The annotation @Autowired is springs own annotation. @Inject is part of a new Java technology called CDI that defines a standard for dependency injection similar to Spring. In a spring application, the two annotations work in the same way as Spring has decided to support some JSR-330 annotations in addition to their own.

Both of these annotations use the ‘AutowiredAnnotationBeanPostProcessor’ to inject dependencies.

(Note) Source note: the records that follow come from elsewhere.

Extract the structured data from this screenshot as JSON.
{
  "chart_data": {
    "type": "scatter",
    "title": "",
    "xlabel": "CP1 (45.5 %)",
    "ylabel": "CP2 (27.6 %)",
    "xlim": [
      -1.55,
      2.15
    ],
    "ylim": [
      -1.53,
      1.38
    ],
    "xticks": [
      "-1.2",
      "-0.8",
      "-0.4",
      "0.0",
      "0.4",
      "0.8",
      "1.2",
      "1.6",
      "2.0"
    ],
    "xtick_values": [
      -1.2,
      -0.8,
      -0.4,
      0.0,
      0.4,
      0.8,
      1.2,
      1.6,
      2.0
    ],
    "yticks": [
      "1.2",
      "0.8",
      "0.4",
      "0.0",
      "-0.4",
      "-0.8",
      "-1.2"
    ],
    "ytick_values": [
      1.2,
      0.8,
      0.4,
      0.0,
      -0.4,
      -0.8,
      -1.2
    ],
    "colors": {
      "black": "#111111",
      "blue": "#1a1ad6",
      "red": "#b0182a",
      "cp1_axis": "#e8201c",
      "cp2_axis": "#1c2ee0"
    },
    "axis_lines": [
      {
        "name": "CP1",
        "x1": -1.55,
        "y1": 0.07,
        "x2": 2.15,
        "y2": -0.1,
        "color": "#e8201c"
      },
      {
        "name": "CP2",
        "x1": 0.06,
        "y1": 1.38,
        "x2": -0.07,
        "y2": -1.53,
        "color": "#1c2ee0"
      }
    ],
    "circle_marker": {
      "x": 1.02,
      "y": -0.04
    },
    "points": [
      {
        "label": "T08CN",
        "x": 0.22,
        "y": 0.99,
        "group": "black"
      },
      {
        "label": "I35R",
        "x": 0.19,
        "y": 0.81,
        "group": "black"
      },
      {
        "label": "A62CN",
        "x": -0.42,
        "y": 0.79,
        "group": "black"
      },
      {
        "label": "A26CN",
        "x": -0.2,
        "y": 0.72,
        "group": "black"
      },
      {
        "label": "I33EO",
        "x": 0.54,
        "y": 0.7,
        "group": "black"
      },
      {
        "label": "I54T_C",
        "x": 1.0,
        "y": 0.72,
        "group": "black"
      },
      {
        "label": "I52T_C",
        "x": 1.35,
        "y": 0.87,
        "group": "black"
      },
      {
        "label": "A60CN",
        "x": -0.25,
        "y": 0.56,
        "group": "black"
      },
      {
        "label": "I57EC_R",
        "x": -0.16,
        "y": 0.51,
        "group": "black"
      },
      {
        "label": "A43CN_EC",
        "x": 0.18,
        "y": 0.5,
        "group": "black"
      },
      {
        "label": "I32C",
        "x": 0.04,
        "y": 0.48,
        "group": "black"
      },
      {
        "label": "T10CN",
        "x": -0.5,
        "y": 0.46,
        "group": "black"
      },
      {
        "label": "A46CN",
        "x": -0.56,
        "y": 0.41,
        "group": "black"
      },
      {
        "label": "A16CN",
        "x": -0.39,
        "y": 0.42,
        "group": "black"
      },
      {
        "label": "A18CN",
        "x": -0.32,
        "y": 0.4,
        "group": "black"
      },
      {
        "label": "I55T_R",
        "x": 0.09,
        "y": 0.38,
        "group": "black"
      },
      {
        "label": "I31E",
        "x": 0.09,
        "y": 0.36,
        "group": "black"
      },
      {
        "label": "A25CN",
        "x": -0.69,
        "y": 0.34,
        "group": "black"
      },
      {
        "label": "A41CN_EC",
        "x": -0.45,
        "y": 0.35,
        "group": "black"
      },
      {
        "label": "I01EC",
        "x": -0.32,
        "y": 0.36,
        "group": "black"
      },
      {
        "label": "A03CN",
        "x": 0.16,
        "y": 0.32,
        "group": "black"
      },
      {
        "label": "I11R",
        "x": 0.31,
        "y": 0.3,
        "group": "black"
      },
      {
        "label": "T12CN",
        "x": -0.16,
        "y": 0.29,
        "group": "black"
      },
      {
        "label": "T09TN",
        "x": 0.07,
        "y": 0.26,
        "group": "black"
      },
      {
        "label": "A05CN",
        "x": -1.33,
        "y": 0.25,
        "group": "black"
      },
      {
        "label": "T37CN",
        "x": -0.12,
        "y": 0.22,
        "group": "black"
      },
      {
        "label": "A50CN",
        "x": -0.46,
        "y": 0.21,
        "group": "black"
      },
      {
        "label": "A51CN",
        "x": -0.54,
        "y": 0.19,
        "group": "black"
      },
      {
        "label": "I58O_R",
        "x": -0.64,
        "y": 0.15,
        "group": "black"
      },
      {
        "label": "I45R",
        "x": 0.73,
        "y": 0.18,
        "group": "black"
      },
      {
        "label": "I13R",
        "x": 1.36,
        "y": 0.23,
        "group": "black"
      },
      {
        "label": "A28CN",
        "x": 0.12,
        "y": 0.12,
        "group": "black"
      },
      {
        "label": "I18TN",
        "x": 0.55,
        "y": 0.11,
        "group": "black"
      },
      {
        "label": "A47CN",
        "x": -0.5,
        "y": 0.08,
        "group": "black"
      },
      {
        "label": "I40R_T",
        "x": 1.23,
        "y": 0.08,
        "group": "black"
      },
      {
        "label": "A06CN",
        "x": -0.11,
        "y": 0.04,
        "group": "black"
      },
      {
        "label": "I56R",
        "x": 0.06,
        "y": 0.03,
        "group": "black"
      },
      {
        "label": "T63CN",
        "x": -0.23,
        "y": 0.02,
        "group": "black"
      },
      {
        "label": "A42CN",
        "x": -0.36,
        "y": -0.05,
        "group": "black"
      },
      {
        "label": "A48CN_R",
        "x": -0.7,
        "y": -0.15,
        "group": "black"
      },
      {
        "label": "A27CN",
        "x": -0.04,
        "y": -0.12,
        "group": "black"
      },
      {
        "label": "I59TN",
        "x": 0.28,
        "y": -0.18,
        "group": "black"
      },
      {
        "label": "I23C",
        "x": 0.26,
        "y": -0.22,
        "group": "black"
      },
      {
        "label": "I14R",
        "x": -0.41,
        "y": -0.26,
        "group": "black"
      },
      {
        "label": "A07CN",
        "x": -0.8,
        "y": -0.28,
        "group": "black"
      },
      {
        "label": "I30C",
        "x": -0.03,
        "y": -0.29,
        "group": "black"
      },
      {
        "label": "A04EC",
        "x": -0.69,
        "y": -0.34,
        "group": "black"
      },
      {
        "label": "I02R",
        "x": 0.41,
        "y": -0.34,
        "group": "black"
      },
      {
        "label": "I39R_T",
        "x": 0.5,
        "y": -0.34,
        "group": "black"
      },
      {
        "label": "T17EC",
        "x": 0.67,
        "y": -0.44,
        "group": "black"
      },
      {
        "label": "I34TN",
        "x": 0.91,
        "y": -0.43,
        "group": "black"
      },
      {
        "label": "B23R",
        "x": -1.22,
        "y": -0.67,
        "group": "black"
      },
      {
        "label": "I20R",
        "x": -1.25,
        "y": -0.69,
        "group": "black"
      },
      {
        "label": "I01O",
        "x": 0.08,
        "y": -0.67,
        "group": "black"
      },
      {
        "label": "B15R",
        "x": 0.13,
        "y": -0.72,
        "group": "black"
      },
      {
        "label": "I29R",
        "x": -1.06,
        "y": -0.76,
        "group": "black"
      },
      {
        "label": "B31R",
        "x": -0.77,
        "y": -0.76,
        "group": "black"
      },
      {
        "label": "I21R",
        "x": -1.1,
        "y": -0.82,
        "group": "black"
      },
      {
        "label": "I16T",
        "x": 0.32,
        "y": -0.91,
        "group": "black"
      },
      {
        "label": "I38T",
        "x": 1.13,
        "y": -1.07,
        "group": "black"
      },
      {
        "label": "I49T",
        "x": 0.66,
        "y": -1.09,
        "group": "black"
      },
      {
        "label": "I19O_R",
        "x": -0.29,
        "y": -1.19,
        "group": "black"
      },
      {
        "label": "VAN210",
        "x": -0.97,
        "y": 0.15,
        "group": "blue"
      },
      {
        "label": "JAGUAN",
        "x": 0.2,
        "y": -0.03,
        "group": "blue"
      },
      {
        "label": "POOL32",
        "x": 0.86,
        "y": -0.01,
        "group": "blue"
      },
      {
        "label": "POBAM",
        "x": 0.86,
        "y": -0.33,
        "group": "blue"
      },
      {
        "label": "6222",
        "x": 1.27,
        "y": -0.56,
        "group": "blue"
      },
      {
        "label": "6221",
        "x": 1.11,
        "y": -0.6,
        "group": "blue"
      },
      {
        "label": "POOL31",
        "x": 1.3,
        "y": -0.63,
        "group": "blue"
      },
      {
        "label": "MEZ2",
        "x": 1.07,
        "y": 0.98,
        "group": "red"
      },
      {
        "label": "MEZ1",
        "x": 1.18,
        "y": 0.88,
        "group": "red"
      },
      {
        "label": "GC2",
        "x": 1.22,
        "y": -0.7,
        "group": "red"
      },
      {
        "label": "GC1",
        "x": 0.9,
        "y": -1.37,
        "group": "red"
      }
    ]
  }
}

To add this functionality to you project, add the following to your pom.xml:

<dependency>
    <groupId>javax.inject</groupId>
    <artifactId>javax.inject</artifactId>
    <version>1</version>
</dependency>

Once the jar is on your classpath you can then leverage the functionality like so:

package ie.mreddy.entity.dao;
 
import javax.inject.Named;
 
@Named
public class EntityDAO {
 
    public void save() {
        // impl
    }
}
package ie.mreddy.entity.services;
 
import javax.inject.Inject;
import javax.inject.Named;
 
import ie.mreddy.entity.dao.EntityDAO;
 
@Named
public class EntityService {
    @Inject
    EntityDAO entityDAO;
 
    public void save() {
        System.out.println("Calling injected entityDAO's save method");
        entityDAO.save();
    }
}

There are some limitations on JSR-330 if you compare it to Spring’s counterpart:

  • @Inject has no “required” attribute to make sure the bean is injected successful.
  • In Spring container, JSR-330 has scope singleton by default, but you can use Spring’s @Scope to define others.
  • No equivalent to Spring’s @Value, @Required or @Lazy.